Over on the profitability side of the equation, earnings per share came in at 14.7p versus a loss of 19.29p last year. And net cash flow from operating activities more than doubled.
There are a lot of factors behind these significant improvements. However, at the heart lies Rolls-Royce’s Civil Aerospace division. With long-haul travel finally ramping back up, demand for the group’s services is following suit, providing solid revenue growth. And with many fixed costs involved in manufacturing and maintaining plane engines, the division had an underlying operating margin of 9.7% compared to 2.4% in the first half of 2022.
Meanwhile, its Power Systems and Defence segments also saw improved performance as more cost efficiencies were introduced.
Pairing all this with the excitement surrounding the firm’s role in the revival of the UK’s nuclear energy sector, these shares look like they could have a bright future.
The bear case
As encouraging as these headlines are, there’s still a lot of work to be done. And the recent growth may not be as impressive as it seems on the surface.
For starters, a lot of the recent expansion stems from the recovery of its Civil Aerospace division. However, with the long-haul travel market nearing pre-pandemic levels, growth may be set to slow considerably. And with it, the recent share price momentum.
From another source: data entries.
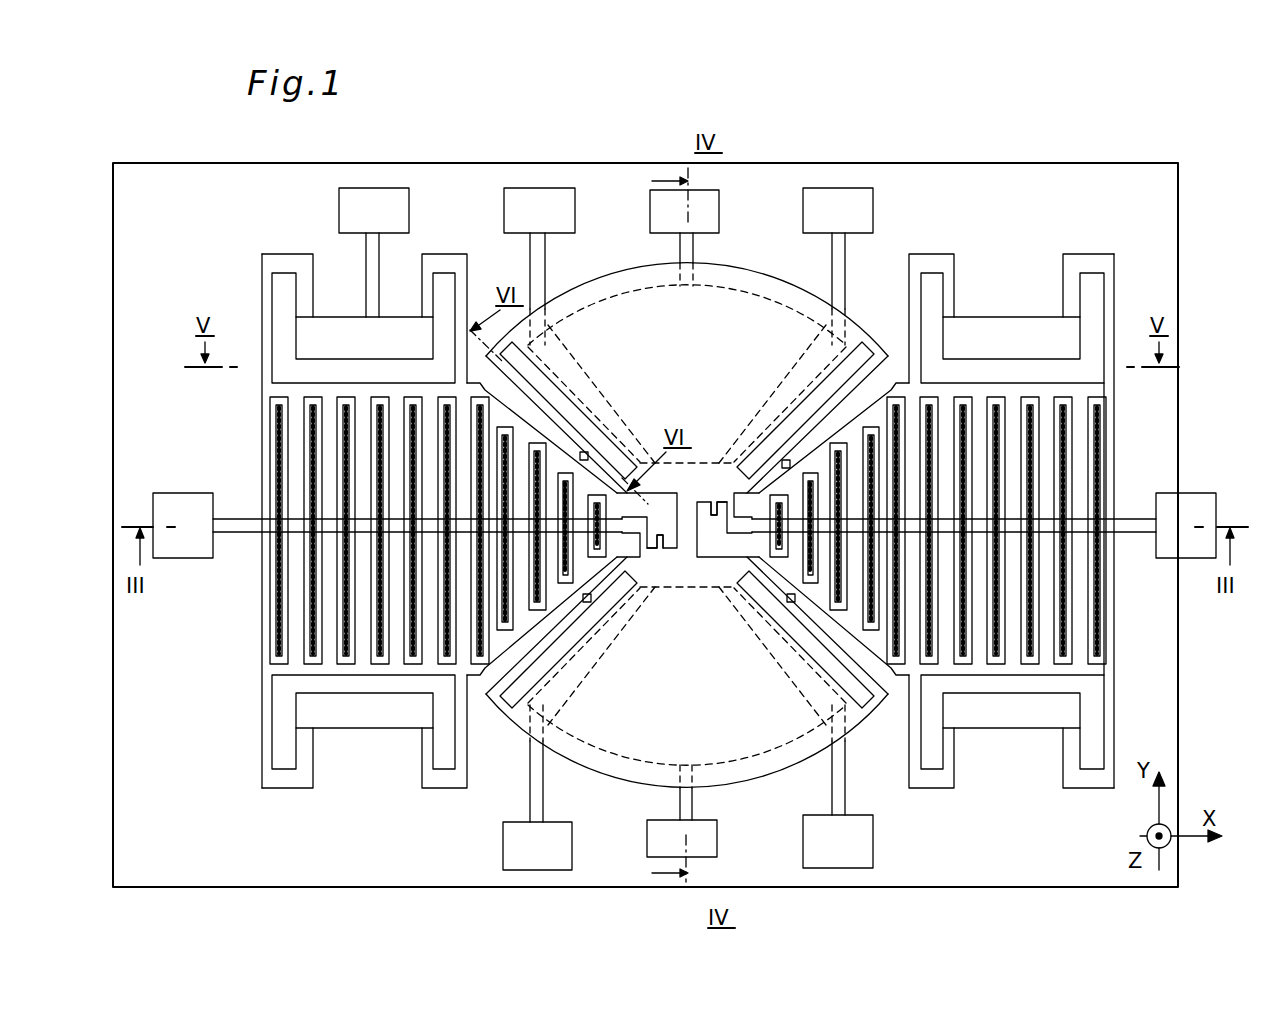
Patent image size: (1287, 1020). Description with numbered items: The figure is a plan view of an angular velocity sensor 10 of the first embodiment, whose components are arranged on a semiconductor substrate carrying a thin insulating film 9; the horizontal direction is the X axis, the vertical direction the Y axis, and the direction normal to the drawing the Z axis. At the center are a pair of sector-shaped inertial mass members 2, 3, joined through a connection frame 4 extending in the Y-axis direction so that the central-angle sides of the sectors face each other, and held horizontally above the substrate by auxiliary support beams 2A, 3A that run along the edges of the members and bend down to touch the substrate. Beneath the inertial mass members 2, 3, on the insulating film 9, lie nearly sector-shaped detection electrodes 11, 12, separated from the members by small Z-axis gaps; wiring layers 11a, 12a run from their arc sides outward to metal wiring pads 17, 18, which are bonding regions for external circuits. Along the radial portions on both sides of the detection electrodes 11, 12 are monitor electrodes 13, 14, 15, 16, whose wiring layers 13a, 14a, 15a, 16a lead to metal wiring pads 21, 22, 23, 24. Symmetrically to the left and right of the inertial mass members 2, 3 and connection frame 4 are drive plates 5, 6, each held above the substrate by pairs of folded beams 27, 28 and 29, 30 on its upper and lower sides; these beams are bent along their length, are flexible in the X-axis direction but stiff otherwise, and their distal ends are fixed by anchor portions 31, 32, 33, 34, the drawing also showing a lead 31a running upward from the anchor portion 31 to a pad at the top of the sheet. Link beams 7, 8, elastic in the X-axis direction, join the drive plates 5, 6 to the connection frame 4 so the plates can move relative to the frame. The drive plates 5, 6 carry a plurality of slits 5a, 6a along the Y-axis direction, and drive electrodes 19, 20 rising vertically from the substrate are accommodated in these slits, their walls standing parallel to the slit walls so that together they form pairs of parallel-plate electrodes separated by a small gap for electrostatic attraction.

The inertial mass member 2 is at (736, 272).
The auxiliary support beam 2A is at (545, 364).
The inertial mass member 3 is at (760, 775).
The auxiliary support beam 3A is at (515, 673).
The connection frame 4 is at (688, 548).
The drive plate 5 is at (262, 632).
The slit 5a is at (272, 450).
The drive plate 6 is at (1114, 632).
The slit 6a is at (1104, 450).
The link beam 7 is at (653, 550).
The link beam 8 is at (713, 500).
The insulating film 9 is at (1020, 172).
The angular velocity sensor 10 is at (618, 898).
The detection electrode 11 is at (618, 278).
The wiring layer 11a is at (680, 248).
The detection electrode 12 is at (623, 762).
The wiring layer 12a is at (680, 805).
The monitor electrode 13 is at (590, 362).
The wiring layer 13a is at (530, 248).
The monitor electrode 14 is at (790, 362).
The wiring layer 14a is at (845, 258).
The monitor electrode 15 is at (566, 697).
The wiring layer 15a is at (530, 790).
The monitor electrode 16 is at (776, 697).
The wiring layer 16a is at (845, 790).
The metal wiring pad 17 is at (712, 210).
The metal wiring pad 18 is at (712, 855).
The drive electrode 19 is at (262, 577).
The drive electrode 20 is at (1100, 577).
The metal wiring pad 21 is at (505, 203).
The metal wiring pad 22 is at (855, 195).
The metal wiring pad 23 is at (508, 850).
The metal wiring pad 24 is at (870, 852).
The folded beam 27 is at (262, 292).
The folded beam 28 is at (262, 755).
The folded beam 29 is at (1114, 294).
The folded beam 30 is at (1114, 758).
The anchor portion 31 is at (330, 325).
The anchor lead 31a is at (372, 258).
The anchor portion 32 is at (348, 728).
The anchor portion 33 is at (1005, 325).
The anchor portion 34 is at (1010, 728).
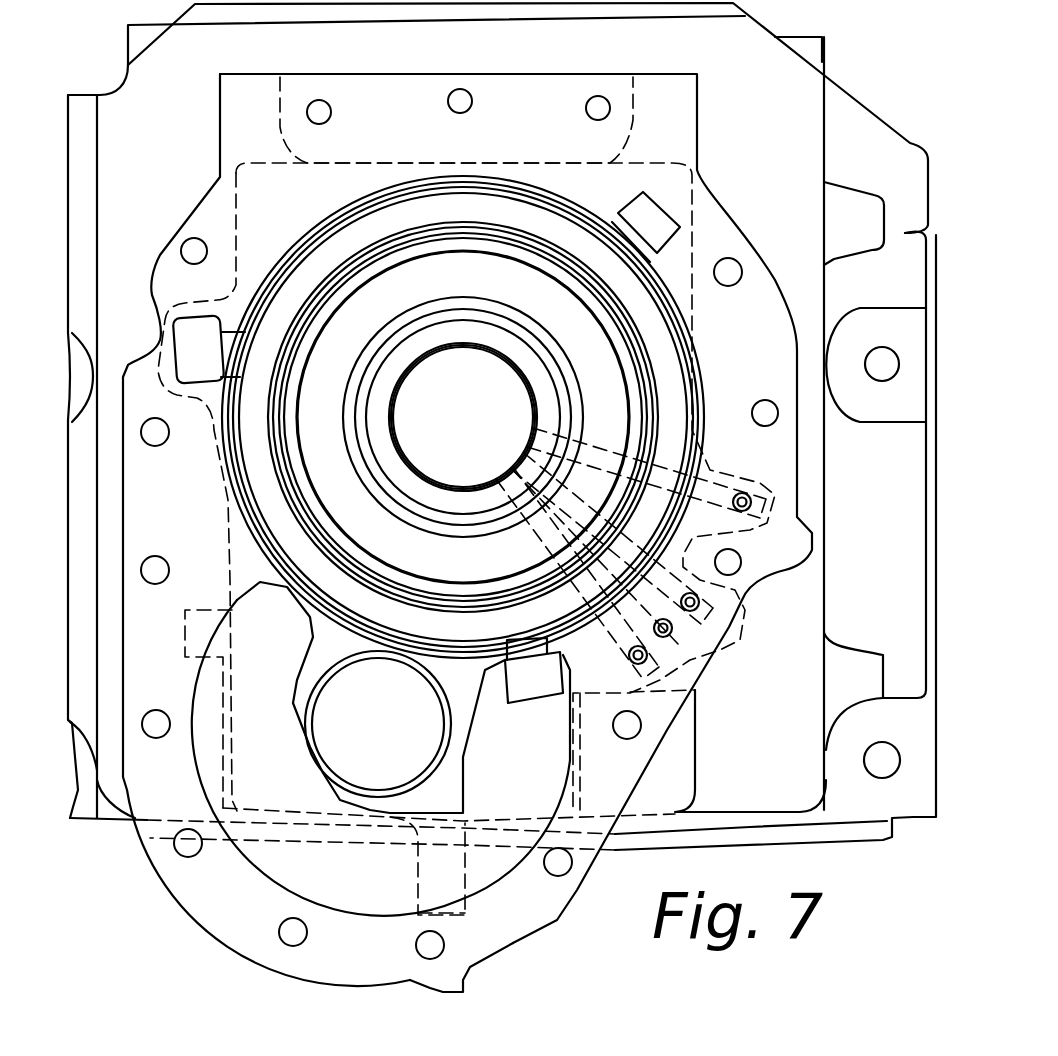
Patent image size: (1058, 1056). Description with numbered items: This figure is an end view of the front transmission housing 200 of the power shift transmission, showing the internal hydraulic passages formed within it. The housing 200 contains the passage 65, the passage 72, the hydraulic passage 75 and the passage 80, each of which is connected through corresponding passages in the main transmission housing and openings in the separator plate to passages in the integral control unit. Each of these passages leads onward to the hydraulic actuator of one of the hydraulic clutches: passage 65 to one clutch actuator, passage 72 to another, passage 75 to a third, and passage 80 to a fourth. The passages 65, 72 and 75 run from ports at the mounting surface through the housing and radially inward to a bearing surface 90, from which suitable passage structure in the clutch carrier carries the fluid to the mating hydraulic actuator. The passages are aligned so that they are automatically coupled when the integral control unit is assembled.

The passage 65 is at (757, 483).
The passage 72 is at (703, 602).
The hydraulic passage 75 is at (707, 640).
The passage 80 is at (630, 658).
The bearing surface 90 is at (503, 474).
The front transmission housing 200 is at (518, 942).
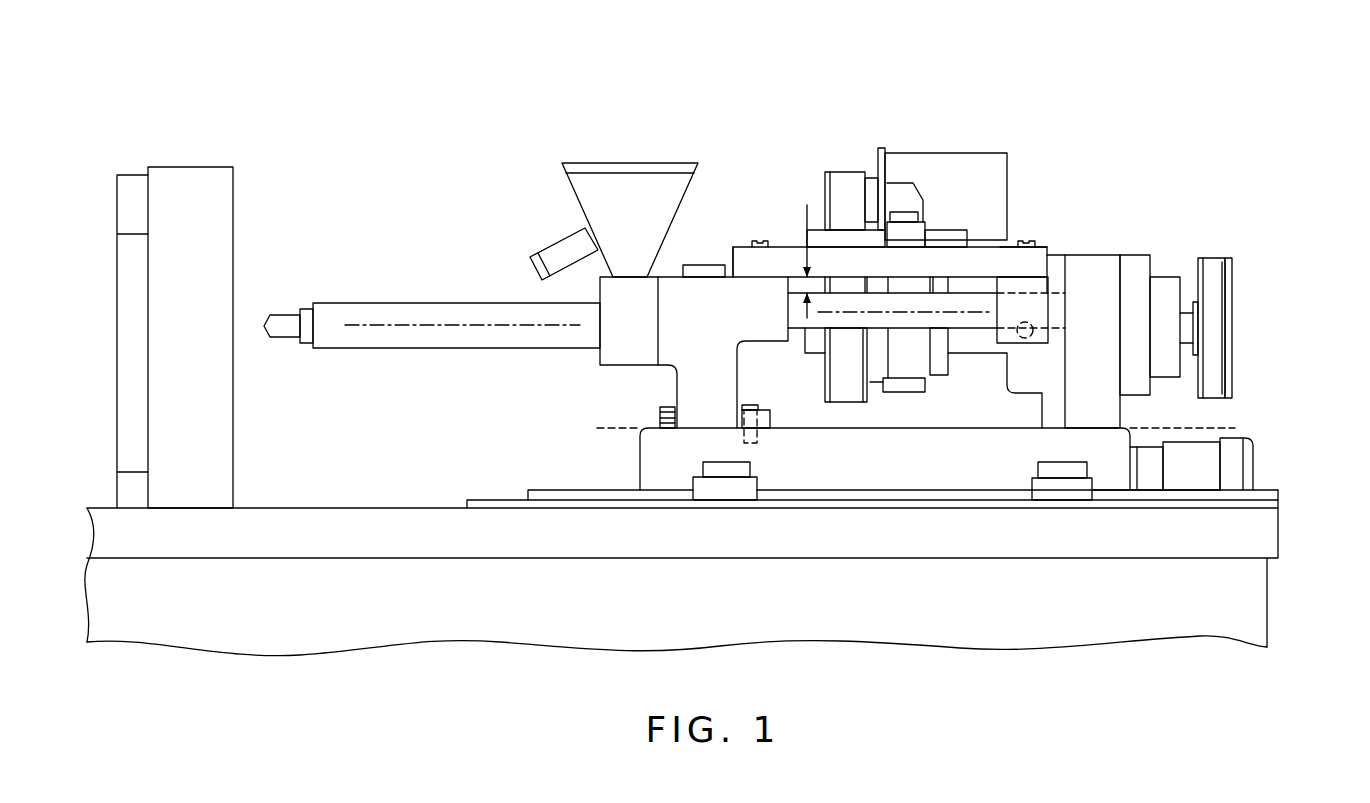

At the same time, there’s still £4.9bn of long-term loans to address. And fixed rate or not, that’s adding pressure to the bottom line. The reintroduction of free cash flow can provide the funding needed to minimise leverage. However, that also means there’s less funding available for research & development – a critical process for an engineering firm competing with the likes of BAE Systems and General Electric.
The bottom line
All things considered, the Rolls-Royce share price looks like it has tremendous potential in my eyes. However, I think there are still some important questions currently left unanswered. Personally, I want to see how the company performs once the recovery tailwinds stop blowing. Only then will investors know whether these shares are nearing their peak or if this recent growth is just the tip of the iceberg.